We’ve had an interesting last couple of Sunday’s and setlists. For normal worship service, we’ve had to pretty much hope everyone can remember old stuff– face it, its the holidays and we can’t get together to practice. We have to pull it together!!
Amazingly enough, soundchecks went PERFECT (thanks baby Jesus) and the songs picked were slightly older, but enough time had passed where people wanted to hear them again. And interesting for me was the fact that for first service I play an interesting combo of lead/rhythm, whilst the 2nd and 3rd its all lead. The first service I am guaranteed the piano/keyboard and drummer. There is a bass/rhythm acoustic but I usually can’t have both. So I pull the weight of whoever is not there. If that makes sense…
1) no acoustic: play more strums, more natural chords.
2) no bass: more bassy notes, bass-like riffs, power chords attenuating the bass changes.
Which leads me to the point of the blog:
Today I realize I have 3 main pick styles I swap back and forth between during sets. And each pick has a different reason/role in the band setting.
1)Dunlop Tortex “Yellows”
This has been my old “stand-by” pick. Its fairly stiff, but has a hint of elasticity to strums and hard riffs. It all depends on how you hold it. Hold closer to the tip and it won’t bend much- very stiff. Hold closer to the wide base and it has a nice string attack when playing, like on an acoustic.
I use these when I have to fill for the acoustic; for when my electric play is taking acoustic-type rhythms. Or for when I play 1/2 lead and 1/2 natural chord rhythms. (ex: Holy is the Lord- Chris Tomlin– light lead riffs for verses, chord for verses).
2) Dunlop Jazz III picks
These guys are awesome for speed, firm riffing, delayed dotted eighth riffs and light strums. Now, these are the favorite of many hardcore guitarists’ selections, so many may not 100% agree with me here. Most of these guys use this pick, and ONLY this pick for everything. Me– I can’t strum so well with this. I can get about 4 strings. If I try for all 6, I usually hit my fingers or drop the thing. But thats no problem: in my philosophy of electric playing, you should play on top of the bassline, and rhythm. So for playing a power chord, or a triad mid neck on the first 3 strings- no problem! You can hit it fast and accurately. I mainly use these when my role is straight lead.

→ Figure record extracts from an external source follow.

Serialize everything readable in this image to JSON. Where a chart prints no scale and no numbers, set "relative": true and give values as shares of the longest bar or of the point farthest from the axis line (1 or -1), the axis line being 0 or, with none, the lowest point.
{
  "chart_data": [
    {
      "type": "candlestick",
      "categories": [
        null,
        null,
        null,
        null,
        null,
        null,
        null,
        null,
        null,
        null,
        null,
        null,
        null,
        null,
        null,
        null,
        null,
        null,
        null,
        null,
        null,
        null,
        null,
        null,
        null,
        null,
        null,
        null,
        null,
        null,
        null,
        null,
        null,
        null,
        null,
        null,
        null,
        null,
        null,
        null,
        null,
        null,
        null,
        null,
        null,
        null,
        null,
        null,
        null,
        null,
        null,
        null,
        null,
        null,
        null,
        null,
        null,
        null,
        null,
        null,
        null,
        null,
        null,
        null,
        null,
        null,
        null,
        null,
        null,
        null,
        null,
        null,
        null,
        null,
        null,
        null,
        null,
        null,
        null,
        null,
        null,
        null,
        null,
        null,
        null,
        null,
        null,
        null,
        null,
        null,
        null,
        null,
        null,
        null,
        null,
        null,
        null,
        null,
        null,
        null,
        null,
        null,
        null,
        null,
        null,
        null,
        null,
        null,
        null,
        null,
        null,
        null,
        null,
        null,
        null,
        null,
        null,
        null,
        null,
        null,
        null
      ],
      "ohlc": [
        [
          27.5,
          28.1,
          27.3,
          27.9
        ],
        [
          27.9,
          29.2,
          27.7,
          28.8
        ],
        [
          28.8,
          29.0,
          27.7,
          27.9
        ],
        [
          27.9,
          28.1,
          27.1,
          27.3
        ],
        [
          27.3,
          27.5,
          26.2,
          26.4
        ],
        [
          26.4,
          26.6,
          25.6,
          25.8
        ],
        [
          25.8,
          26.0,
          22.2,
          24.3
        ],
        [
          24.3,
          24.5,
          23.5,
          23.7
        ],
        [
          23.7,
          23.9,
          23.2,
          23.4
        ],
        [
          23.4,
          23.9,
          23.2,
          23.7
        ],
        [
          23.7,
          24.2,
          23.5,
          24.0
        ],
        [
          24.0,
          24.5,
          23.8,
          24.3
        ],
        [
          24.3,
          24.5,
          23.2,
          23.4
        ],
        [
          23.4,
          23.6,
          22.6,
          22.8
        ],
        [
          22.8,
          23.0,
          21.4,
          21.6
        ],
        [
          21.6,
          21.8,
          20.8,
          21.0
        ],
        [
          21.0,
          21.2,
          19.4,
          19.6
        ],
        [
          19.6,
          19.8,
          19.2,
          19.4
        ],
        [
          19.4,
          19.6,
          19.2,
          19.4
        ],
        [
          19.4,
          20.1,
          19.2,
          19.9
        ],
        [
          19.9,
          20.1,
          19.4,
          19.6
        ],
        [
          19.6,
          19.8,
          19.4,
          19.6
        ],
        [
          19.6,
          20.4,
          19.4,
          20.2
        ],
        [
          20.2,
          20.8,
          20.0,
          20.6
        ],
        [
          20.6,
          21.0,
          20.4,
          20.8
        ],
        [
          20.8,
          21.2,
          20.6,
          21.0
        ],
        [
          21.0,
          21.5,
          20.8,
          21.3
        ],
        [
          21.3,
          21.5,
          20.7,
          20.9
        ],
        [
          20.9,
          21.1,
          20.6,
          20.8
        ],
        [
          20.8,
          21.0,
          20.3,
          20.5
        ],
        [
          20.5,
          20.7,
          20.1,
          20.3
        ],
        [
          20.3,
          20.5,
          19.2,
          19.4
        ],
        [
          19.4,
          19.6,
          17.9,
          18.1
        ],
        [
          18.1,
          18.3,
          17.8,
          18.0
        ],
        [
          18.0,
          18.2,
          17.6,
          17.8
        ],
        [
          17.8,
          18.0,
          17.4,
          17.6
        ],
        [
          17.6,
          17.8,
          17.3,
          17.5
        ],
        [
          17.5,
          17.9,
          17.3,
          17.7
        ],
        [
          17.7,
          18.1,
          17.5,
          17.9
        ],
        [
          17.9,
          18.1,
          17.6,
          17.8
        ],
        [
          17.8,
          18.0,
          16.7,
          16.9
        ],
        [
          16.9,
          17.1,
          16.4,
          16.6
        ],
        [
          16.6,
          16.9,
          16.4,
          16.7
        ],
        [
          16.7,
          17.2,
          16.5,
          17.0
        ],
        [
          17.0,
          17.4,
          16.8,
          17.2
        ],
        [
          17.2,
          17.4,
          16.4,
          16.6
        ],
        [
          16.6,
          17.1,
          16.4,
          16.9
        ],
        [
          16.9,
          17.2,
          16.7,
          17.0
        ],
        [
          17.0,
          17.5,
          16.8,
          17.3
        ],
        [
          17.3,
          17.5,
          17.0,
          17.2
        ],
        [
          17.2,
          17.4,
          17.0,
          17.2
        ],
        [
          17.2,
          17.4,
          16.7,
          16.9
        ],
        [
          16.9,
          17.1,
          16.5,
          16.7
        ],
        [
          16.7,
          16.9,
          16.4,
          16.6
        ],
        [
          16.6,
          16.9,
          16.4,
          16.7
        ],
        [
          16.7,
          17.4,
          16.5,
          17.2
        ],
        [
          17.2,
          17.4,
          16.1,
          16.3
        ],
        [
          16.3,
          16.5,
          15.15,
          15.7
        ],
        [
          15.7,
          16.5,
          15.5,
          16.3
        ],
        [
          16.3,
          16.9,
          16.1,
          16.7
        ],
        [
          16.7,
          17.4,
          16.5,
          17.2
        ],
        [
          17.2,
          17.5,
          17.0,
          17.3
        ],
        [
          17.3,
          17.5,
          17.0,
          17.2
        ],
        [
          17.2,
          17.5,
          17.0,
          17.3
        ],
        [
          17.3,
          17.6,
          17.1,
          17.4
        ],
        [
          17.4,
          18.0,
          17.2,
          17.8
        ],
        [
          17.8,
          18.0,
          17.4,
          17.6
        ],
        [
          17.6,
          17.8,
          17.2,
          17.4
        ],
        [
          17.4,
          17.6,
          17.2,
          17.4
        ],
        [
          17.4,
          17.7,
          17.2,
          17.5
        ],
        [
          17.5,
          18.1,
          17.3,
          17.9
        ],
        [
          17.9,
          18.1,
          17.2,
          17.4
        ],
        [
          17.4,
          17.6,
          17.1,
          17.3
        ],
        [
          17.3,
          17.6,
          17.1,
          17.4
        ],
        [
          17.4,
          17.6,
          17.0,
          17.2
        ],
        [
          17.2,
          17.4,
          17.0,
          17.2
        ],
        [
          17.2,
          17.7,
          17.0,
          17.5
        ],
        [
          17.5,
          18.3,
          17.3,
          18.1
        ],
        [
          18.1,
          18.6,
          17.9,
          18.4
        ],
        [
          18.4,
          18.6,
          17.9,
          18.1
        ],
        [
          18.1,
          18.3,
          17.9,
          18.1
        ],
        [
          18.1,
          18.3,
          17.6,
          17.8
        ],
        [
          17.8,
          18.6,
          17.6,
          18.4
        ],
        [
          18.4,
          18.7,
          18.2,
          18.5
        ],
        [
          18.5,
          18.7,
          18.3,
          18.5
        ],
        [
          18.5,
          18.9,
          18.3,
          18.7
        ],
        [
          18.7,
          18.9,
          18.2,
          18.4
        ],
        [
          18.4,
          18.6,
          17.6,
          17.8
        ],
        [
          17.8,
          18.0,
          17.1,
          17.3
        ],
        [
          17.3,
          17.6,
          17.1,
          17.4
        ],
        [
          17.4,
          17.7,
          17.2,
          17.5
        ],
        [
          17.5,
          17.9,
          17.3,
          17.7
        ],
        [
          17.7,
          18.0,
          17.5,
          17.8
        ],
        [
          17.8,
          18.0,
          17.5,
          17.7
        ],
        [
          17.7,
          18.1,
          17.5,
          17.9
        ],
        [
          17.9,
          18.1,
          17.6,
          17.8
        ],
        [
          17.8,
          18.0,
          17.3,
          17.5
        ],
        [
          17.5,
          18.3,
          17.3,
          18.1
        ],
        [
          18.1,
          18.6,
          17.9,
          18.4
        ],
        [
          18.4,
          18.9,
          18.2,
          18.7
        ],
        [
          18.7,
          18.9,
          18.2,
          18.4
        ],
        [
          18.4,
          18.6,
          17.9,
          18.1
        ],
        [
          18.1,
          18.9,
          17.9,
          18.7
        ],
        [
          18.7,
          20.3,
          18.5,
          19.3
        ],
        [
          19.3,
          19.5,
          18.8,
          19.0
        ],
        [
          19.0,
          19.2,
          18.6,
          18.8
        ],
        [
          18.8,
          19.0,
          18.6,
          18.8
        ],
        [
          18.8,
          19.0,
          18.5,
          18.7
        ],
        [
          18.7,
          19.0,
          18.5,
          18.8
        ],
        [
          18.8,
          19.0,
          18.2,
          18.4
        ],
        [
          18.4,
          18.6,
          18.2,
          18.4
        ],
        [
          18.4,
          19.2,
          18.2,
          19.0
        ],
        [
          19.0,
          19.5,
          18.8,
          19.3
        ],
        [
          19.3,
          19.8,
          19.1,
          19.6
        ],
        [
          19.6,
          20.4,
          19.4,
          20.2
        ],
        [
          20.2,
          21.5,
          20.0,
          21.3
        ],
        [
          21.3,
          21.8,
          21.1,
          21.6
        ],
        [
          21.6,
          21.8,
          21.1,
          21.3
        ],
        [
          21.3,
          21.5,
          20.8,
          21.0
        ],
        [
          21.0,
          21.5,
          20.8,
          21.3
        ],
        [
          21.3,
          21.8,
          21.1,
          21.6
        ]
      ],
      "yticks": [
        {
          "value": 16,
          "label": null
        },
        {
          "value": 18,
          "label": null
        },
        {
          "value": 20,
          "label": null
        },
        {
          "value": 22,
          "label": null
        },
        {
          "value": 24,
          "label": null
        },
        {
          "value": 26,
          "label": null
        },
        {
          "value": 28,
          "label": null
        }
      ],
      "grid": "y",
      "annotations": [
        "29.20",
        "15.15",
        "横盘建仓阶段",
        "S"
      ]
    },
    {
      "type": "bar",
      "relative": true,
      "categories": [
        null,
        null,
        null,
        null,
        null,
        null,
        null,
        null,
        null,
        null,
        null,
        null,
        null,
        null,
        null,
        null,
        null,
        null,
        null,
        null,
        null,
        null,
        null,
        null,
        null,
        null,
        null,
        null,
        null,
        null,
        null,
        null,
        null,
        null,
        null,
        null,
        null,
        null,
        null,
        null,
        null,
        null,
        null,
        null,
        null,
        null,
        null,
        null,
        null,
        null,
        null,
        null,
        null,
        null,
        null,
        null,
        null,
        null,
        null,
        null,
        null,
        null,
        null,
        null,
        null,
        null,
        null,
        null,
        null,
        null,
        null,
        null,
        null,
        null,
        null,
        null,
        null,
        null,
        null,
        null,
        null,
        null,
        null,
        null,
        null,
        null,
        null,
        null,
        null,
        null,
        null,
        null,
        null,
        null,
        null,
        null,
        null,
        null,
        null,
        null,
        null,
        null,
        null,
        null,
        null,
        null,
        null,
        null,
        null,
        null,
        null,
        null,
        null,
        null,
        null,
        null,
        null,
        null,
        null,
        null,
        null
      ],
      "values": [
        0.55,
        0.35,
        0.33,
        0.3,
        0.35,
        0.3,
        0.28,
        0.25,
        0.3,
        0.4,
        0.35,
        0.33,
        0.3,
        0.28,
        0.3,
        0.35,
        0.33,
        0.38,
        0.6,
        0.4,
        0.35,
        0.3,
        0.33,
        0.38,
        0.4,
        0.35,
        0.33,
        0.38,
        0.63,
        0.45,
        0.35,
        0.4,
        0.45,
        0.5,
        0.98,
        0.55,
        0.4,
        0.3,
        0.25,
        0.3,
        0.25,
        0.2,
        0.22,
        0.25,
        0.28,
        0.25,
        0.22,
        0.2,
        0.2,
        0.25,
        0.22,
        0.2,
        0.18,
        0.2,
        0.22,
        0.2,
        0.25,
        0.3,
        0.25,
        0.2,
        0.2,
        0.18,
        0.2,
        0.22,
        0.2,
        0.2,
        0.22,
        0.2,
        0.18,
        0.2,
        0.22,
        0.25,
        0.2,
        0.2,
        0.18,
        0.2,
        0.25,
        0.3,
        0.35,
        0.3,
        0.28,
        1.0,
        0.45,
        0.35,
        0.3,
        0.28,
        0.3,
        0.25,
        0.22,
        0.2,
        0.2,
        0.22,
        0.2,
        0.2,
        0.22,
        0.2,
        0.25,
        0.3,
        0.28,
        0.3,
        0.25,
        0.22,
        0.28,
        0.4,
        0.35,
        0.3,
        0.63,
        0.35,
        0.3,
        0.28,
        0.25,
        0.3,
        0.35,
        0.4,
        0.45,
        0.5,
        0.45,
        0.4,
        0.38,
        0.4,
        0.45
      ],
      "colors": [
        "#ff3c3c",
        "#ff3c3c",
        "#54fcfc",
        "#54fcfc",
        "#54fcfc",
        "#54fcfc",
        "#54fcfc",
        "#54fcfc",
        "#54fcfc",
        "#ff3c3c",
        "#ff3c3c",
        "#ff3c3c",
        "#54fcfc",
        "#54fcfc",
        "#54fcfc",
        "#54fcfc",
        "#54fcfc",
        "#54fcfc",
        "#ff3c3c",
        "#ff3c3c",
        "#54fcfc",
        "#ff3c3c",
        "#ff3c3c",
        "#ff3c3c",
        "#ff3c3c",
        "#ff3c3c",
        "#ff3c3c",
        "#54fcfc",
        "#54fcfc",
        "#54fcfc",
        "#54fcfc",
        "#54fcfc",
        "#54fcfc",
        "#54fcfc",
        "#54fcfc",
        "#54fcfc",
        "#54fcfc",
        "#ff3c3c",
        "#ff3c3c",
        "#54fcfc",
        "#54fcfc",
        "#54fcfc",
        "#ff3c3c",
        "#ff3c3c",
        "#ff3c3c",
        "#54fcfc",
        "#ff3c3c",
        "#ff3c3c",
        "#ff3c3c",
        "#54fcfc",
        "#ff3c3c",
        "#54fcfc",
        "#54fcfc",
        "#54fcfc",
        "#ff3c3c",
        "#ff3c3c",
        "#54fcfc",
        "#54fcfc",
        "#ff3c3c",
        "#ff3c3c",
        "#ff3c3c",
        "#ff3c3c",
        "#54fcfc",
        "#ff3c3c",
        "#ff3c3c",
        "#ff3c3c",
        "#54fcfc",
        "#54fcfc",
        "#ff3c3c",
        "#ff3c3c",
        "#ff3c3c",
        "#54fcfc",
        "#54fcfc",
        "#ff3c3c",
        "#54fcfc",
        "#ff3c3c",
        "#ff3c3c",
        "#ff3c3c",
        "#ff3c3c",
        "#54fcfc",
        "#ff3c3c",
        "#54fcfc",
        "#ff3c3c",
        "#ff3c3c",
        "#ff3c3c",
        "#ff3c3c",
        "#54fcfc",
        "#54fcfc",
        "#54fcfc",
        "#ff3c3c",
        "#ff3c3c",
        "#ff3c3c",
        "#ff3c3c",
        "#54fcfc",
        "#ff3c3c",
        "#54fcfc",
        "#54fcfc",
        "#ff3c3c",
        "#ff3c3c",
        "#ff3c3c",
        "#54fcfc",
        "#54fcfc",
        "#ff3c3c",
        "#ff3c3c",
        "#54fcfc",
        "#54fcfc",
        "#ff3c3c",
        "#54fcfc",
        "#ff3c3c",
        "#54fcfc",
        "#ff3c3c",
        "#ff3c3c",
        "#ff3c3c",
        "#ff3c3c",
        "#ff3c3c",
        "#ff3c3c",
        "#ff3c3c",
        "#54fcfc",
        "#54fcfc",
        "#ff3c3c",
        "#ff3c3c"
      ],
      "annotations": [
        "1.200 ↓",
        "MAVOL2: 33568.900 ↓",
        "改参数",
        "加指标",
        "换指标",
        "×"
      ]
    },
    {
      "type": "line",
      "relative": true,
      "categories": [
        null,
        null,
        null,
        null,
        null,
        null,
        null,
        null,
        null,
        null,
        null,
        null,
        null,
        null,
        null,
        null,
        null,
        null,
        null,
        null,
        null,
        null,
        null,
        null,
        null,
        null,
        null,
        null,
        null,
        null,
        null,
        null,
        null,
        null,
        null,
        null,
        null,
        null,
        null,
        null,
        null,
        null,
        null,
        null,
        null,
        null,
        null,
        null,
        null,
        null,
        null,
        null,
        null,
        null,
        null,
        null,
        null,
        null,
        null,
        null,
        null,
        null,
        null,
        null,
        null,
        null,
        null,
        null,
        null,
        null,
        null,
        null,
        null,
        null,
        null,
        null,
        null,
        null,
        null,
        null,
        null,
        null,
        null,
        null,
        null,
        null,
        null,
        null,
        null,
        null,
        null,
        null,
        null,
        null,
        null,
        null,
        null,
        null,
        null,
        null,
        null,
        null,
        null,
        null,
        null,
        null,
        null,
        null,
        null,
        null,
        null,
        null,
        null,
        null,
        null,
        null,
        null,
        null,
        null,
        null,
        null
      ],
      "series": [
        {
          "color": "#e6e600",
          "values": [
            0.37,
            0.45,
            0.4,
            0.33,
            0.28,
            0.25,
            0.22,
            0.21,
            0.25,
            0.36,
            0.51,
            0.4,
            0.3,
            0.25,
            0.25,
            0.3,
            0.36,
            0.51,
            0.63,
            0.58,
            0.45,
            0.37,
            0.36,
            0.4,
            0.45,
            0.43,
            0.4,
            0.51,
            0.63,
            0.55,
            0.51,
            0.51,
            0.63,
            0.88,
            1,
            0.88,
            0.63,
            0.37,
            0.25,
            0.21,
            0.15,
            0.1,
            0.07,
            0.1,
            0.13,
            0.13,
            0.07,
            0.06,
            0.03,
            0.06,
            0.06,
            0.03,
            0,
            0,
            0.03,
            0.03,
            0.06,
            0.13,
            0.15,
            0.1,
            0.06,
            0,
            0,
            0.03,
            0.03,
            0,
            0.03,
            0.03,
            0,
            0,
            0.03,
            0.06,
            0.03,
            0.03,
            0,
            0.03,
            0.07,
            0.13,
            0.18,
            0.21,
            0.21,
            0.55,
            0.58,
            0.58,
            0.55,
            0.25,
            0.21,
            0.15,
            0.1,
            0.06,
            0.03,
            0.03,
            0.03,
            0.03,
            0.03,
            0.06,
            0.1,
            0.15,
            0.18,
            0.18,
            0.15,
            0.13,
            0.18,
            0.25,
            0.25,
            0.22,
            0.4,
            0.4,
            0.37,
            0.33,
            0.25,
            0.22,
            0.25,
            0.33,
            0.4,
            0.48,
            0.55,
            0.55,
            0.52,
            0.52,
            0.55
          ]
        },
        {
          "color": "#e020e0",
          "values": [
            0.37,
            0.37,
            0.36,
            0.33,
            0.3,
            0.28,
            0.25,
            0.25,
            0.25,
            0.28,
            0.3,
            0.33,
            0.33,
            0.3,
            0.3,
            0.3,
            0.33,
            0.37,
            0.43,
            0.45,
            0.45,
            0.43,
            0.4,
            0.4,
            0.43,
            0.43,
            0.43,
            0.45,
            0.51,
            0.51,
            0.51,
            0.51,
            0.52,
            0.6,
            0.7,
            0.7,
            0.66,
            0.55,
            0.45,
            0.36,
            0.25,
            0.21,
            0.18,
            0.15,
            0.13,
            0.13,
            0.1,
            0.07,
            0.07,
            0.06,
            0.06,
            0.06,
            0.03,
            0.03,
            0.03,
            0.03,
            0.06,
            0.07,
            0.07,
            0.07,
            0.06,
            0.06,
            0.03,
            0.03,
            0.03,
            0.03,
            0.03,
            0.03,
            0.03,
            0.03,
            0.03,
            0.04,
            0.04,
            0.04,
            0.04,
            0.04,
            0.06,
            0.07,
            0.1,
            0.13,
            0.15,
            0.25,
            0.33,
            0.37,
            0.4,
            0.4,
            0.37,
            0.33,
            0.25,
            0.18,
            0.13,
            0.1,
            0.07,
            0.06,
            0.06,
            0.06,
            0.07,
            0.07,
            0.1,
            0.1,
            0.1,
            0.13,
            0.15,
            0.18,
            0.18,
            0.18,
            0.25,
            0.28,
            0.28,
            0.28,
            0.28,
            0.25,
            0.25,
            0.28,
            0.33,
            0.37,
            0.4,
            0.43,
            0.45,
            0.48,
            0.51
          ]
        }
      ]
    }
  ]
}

3) Dunlop Nylon pick (bendy, with those little notches on them)
Okay, I do not use these as you would a standard pick. I actually hold these upside down. (A few of you know where I’m going with this) In a study of techniques from guitar GENIUS “The Edge” (or AWESOME as I call him), one finds out that this gentleman has been using his Herdim (brand name) picks for years. They have all these little bumps on the top, much like the Dunlop pictured. The Edge attributes his workings to being self taught and having never been told HOW to hold a pick- so he held it in what he thought was the most logical way. That is, by the point, so the wider area could hit the strings as that was the most surface hitting the strings for the loudest sounds. But as fate would have it– those little bumps all hit the strings too, and sometimes unevenly. This produces a drag, and string friction. The end product is light, chimey harmonics. Try it- its noticable. Not everyone will hear it, but its there. Our pianist heard it, our bass player and drummer did not….
I use this when I mainly am playing the chimey Tomlin-esqe parts for the ‘cheese’ songs (like Holy is the Lord etc.. y’know, the same ol’ same ol’ Tomlin pattern). Or if we are doing a U2 type feel song (Matt Redman’s live version of Blessed Be Your Name). Awesome.
In closing, if you are not happy with your overal tone, first change your strings. After that, find a new pick. I believe the pick and pick attack define your sound as much as your guitar and strings you use. More than your new Tim Overdrive, or Zendrive, or Boss SD1. And they are cheap!! Spend 5 bucks and buy all sorts of picks and see if you can cop some sounds that you would never have heard otherwise.
Then in direct contradiction to the above: realize that the normal layman can’t tell the difference in the sounds created by different picks. I’ve only met a couple who know the difference between Analog Delay and Digital Delay, and they preferred the Digi sound (GASP!).
But whatever makes YOU happy!
Do you guys have favorite picks for different roles as a guitarist?